Until recently many people hadn’t heard of the actor Ira Aldridge, a black Shakespearean actor. Aldridge was at one point, in the mid-nineteenth century, the highest paid actor in Russia. I came across his story when I started researching my novel, set in 1850s London, and decided to use his experiences as a template for my fictional family, the Johnsons. After successful runs of Lolita Chakrabarti’s play Red Velvet in London and New York, Aldridge has once more returned to popular consciousness. Much is made of his achievements on the stage but little is spoken about this mixed race family who lived in Victorian London, especially his two daughters who had interesting lives of their own.

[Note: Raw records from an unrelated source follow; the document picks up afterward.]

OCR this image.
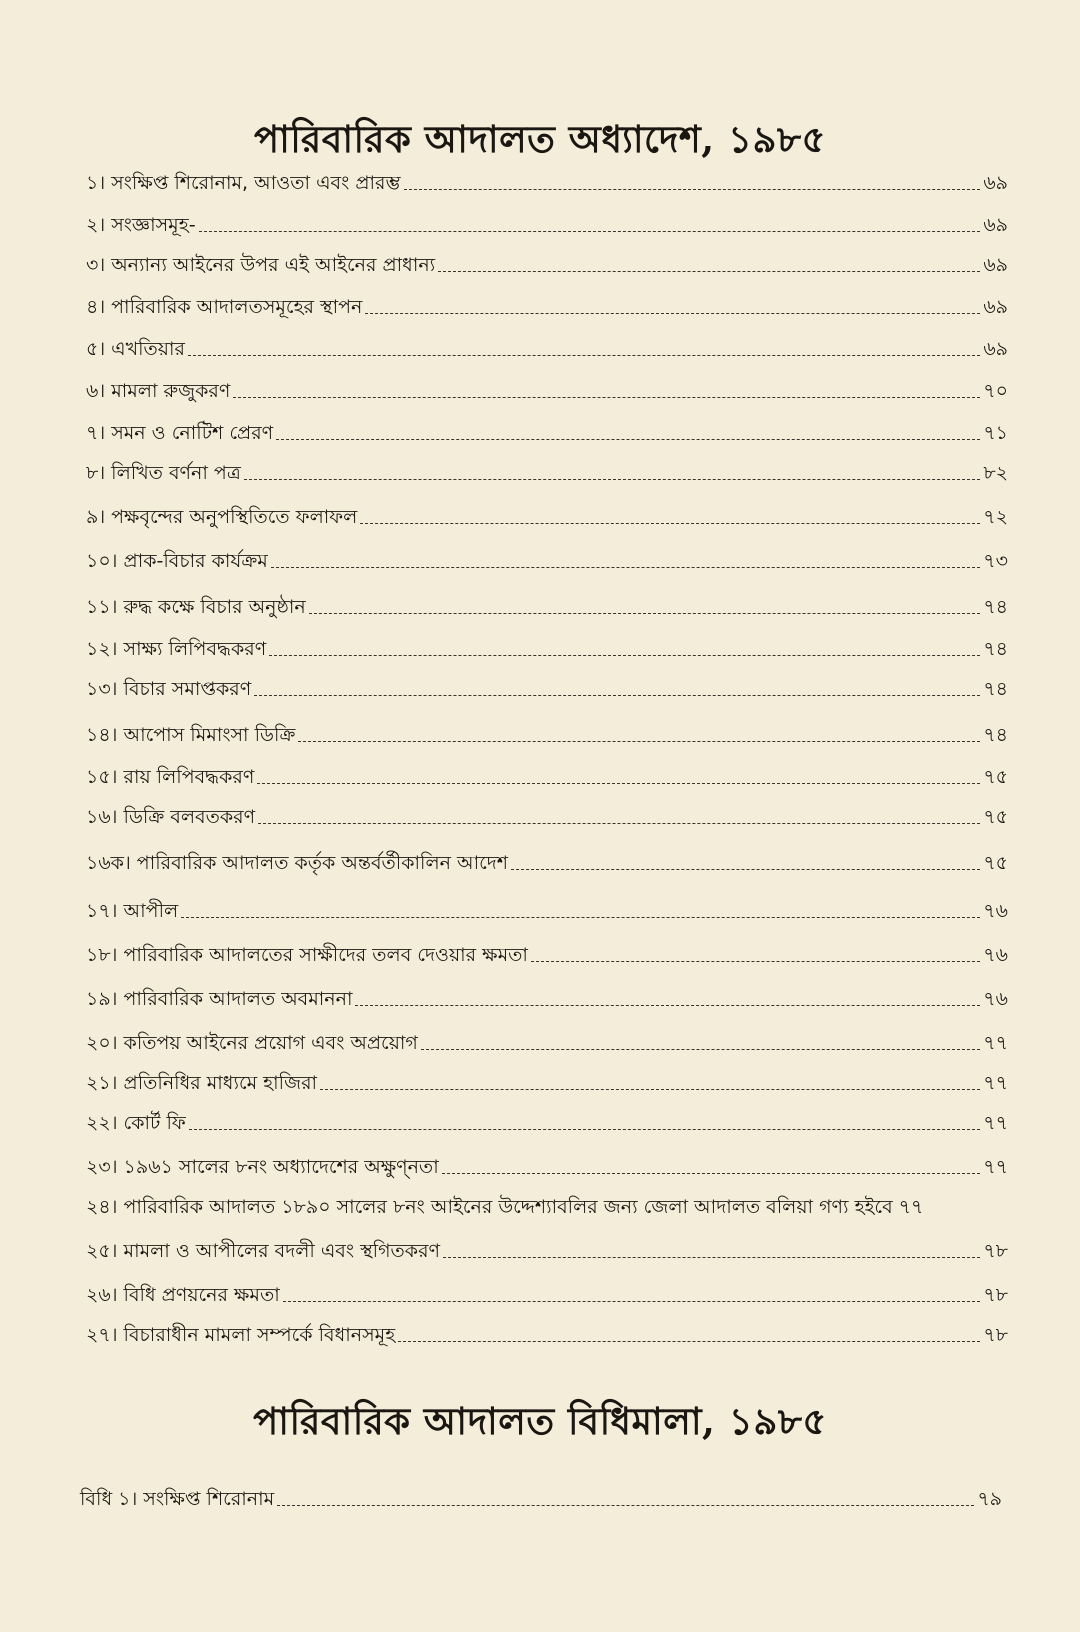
পারিবারিক আদালত অধ্যাদেশ, ১৯৮৫
১। সংক্ষিপ্ত শিরোনাম, আওতা এবং প্রারম্ভ	৬৯
২। সংজ্ঞাসমূহ-	৬৯
৩। অন্যান্য আইনের উপর এই আইনের প্রাধান্য	৬৯
৪। পারিবারিক আদালতসমূহের স্থাপন	৬৯
৫। এখতিয়ার	৬৯
৬। মামলা রুজুকরণ	৭০
৭। সমন ও নোটিশ প্রেরণ	৭১
৮। লিখিত বর্ণনা পত্র	৮২
৯। পক্ষবৃন্দের অনুপস্থিতিতে ফলাফল	৭২
১০। প্রাক-বিচার কার্যক্রম	৭৩
১১। রুদ্ধ কক্ষে বিচার অনুষ্ঠান	৭৪
১২। সাক্ষ্য লিপিবদ্ধকরণ	৭৪
১৩। বিচার সমাপ্তকরণ	৭৪
১৪। আপোস মিমাংসা ডিক্রি	৭৪
১৫। রায় লিপিবদ্ধকরণ	৭৫
১৬। ডিক্রি বলবতকরণ	৭৫
১৬ক। পারিবারিক আদালত কর্তৃক অন্তর্বর্তীকালিন আদেশ	৭৫
১৭। আপীল	৭৬
১৮। পারিবারিক আদালতের সাক্ষীদের তলব দেওয়ার ক্ষমতা	৭৬
১৯। পারিবারিক আদালত অবমাননা	৭৬
২০। কতিপয় আইনের প্রয়োগ এবং অপ্রয়োগ	৭৭
২১। প্রতিনিধির মাধ্যমে হাজিরা	৭৭
২২। কোর্ট ফি	৭৭
২৩। ১৯৬১ সালের ৮নং অধ্যাদেশের অক্ষুণ্নতা	৭৭
২৪। পারিবারিক আদালত ১৮৯০ সালের ৮নং আইনের উদ্দেশ্যাবলির জন্য জেলা আদালত বলিয়া গণ্য হইবে ৭৭
২৫। মামলা ও আপীলের বদলী এবং স্থগিতকরণ	৭৮
২৬। বিধি প্রণয়নের ক্ষমতা	৭৮
২৭। বিচারাধীন মামলা সম্পর্কে বিধানসমূহ	৭৮
পারিবারিক আদালত বিধিমালা, ১৯৮৫
বিধি ১। সংক্ষিপ্ত শিরোনাম	৭৯
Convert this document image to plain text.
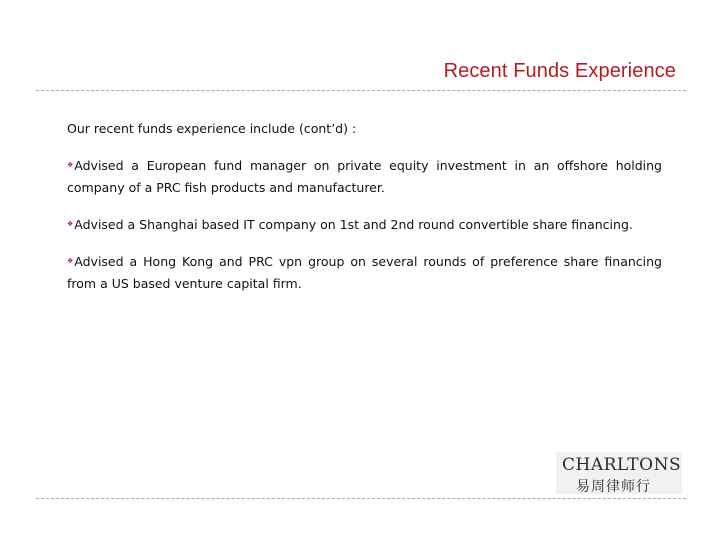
Recent Funds Experience

Our recent funds experience include (cont’d) :

❖Advised a European fund manager on private equity investment in an offshore holding company of a PRC fish products and manufacturer.

❖Advised a Shanghai based IT company on 1st and 2nd round convertible share financing.

❖Advised a Hong Kong and PRC vpn group on several rounds of preference share financing from a US based venture capital firm.

CHARLTONS
易周律师行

Ira was married to his first wife, Margaret for around 40 years but their union was childless. It was with his mistress, Swedish opera singer Amanda Brandt, that he had his five children (the couple married after Margaret’s death in April 1865). His sons did not live up to their father’s success but the two daughters who lived beyond infancy are another story.
Irene Luranah and Amanda Ira Aldridge followed in their mother’s footsteps, both becoming opera singers. Luranah was the more successful in terms of performing, while Amanda became known as a composer, writing under the pseudonym Montague Ring.
The tragedy is that Luranah, born in 1860, had the potential to become just as famous as her father. Both girls were schooled in Belgium before returning to London to study music. Luranah’s voice was the better of the two, and she began to make herself known in opera circles. Her father may have been black, but it is known that Richard Wagner, famed for his racism and anti-Semitism, saw him perform and indeed looked forward to it. Wagner died in 1883 and so it was his widow Cosima who auditioned and then cast Luranah to perform in the Ring at Bayreuth in the summer of 1896. She arrived in Bayreuth for rehearsals before falling ill, resulting in her inability to perform. Luranah recovered at an expensive spa near to Bayreuth, the price of such an establishment suggesting that it was Cosima Wagner who paid the bill. Indeed, there is written evidence that Luranah was on friendly terms with Wagner’s daughter, Eva, a woman who was later buried with her coffin draped in a Nazi flag.
Luranah had missed her chance. She returned to London and performed in odd recitals but, for whatever reason, Cosima Wagner never again invited her to perform. Later on she suffered from ill health, cared for by her sister Amanda, and committed suicide with an overdose of aspirin at the age of seventy two.
Amanda Aldridge was born in 1866, the year before her father died. After studying under the likes of famed Swedish opera singer Jenny Lind and the composer Sir George Henschel at the Royal College of Music, Amanda worked as a concert singer and voice teacher. Like her sister, she suffered with voice issues and concentrated on teaching as well as publishing her original compositions. Several of her students went on to fame in their own right, such as Paul Robeson, a man often mentioned in the same breath as her father. Amanda watched Robeson play Othello, her father’s most famous role, in London’s West End in 1930, and presented him with the gold earrings worn by Ira on stage. She died in March 1956 at the grand old age of 89, the last of the Aldridge clan so far as we know.